梅棹の考えはデジタル技術と相性がよいのでしょう。私に話してくれた人は、エクセルでカード方式に似たものを作っていたようです。何度も改善しながら、それ自体が面白そうでした。しかし問題は何のための知的生産の技術なのかということでしょう。

分野が違って、名前も「知的生産」という言い方をしなくても、その道のプロ達がよく語ることがあります。質を下げないで、たくさんの作品を、早く作れるようにしないといけないということです。

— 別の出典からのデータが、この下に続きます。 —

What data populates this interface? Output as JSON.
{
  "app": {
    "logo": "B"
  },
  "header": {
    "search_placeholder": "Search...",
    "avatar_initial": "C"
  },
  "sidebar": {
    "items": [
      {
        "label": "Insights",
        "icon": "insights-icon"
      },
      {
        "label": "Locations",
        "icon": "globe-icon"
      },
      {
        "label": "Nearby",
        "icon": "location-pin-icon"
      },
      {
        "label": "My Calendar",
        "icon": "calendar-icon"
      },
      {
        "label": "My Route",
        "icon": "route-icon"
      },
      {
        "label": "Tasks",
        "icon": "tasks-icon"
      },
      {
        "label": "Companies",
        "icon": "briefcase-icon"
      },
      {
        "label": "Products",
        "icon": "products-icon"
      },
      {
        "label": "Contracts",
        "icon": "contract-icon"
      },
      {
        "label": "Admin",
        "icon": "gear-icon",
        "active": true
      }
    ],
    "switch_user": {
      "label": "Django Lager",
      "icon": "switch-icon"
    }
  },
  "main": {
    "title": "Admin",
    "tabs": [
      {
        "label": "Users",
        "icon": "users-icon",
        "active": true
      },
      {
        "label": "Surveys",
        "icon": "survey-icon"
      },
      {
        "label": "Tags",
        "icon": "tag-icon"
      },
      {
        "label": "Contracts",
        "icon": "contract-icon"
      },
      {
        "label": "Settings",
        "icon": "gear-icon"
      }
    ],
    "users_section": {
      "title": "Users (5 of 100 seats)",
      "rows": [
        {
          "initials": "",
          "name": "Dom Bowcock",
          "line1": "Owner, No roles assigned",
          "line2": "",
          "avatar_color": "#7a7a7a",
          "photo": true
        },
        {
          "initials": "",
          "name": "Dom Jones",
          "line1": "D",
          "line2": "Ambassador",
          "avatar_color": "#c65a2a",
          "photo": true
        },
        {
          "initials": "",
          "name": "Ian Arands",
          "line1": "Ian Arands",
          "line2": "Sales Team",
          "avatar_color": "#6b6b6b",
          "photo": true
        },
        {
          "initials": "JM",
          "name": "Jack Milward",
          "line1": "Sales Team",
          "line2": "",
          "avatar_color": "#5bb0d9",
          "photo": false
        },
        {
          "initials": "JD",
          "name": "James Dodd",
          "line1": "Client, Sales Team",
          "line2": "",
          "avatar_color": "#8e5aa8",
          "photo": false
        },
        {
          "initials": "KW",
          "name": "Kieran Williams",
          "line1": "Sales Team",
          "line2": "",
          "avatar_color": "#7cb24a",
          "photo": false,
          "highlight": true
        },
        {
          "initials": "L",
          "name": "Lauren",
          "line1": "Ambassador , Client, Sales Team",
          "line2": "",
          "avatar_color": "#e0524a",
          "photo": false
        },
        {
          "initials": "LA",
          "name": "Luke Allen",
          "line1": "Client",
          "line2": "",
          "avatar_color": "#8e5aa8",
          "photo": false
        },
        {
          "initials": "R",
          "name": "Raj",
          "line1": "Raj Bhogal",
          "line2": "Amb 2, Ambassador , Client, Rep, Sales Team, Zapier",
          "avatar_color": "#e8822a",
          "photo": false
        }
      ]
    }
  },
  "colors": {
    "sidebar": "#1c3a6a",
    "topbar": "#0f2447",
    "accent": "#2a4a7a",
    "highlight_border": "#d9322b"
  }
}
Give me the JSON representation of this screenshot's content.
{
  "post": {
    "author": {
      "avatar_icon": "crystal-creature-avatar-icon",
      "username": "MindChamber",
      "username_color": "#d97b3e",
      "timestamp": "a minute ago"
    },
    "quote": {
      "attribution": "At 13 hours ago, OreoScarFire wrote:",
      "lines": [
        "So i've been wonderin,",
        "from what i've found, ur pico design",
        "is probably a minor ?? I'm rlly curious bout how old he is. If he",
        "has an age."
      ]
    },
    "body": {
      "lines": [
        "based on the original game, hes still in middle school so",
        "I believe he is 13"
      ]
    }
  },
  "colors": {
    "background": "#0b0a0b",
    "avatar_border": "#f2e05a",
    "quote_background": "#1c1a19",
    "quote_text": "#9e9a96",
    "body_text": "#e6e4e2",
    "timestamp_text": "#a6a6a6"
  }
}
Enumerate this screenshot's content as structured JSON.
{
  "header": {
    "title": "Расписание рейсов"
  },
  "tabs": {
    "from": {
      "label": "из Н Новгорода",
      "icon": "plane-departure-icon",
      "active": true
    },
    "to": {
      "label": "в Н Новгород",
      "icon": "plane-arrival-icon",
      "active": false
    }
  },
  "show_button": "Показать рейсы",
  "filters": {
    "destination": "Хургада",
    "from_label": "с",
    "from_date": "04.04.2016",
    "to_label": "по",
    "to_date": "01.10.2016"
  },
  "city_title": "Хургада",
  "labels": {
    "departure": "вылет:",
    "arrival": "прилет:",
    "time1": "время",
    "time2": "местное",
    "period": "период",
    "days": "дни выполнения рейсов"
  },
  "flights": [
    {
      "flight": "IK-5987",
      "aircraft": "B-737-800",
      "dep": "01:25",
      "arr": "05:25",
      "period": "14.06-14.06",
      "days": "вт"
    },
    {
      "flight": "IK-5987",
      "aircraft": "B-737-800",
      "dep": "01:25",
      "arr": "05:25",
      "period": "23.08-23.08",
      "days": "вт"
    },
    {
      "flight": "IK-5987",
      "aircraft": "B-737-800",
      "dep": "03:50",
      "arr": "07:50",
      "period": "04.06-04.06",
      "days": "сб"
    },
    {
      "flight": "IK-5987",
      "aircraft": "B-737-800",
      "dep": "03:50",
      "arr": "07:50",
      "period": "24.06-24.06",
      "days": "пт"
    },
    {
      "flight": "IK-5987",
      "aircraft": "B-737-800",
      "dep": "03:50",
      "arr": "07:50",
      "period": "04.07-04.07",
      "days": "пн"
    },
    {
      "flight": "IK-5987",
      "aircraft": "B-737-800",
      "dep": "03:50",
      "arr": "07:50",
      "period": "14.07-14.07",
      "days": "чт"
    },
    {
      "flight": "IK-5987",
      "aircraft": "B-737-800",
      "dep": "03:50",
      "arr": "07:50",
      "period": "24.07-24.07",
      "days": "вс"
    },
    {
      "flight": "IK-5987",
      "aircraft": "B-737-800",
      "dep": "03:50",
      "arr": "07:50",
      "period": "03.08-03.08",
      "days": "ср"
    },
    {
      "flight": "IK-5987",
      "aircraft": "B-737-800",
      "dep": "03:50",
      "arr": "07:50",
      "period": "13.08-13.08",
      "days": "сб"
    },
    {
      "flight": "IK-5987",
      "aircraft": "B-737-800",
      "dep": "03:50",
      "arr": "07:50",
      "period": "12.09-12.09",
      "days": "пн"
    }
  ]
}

量を増やすと、質も上がってくるという考えが背景にあります。

     

2 組織にも適用可能な方法

知的生産の技術の目的は何かと言えば、質の高い作品を大量に、なるべく早く生産するためだということです。継続的な生産をしようとする人は、その方法を自分で考えなくてはなりません。共通性もあるはずですが、自分に合う方法でなくてはなりません。

個人用ならば、自由でしょう。同様に、組織やグループの場合にも当てはまります。質の高いものを手間をかけすぎずに早く大量にというのは、個人に限られる話ではありません。汎用性のある方法にするためには、なるべくシンプルにする必要があります。

組織の場合、多様な人が実践可能になるシンプルさが必要不可欠な条件といえます。シンプルな方法にするために基礎的なところを詰めなくてはなりません。品質の低下にならないようにするのは大変です。高度な業務マニュアルの場合、ここがポイントになります。

     

3 高度な業務マニュアルの場合

画家などの芸術家でも、質の高い仕事を素早くたくさん生産する人がいます。その一方で寡作の人もいらっしゃいますから、芸術の場合、あまり厳格にQCD(品質・負担・納期)を言うのは無理でしょう。しかしビジネスの場合、QCDが原則になります。

知的生産の場合、発表するしないの問題がありますが、生産量を増やすことで質が上がる可能性が高いため、量が大切です。ビジネスの場合、質を落とさず手間・コストをかけずに素早く生産する仕組みを確立することが基礎体力になります。

大量生産でコストを下げるのか、ブランドを維持して高価格を維持するのかはそれぞれの選択です。大切なのは、質の高いものを手間をかけずに早く生産する方法を持つことです。高度な業務マニュアルの場合、その仕組みを実践可能な形式で示す必要があります。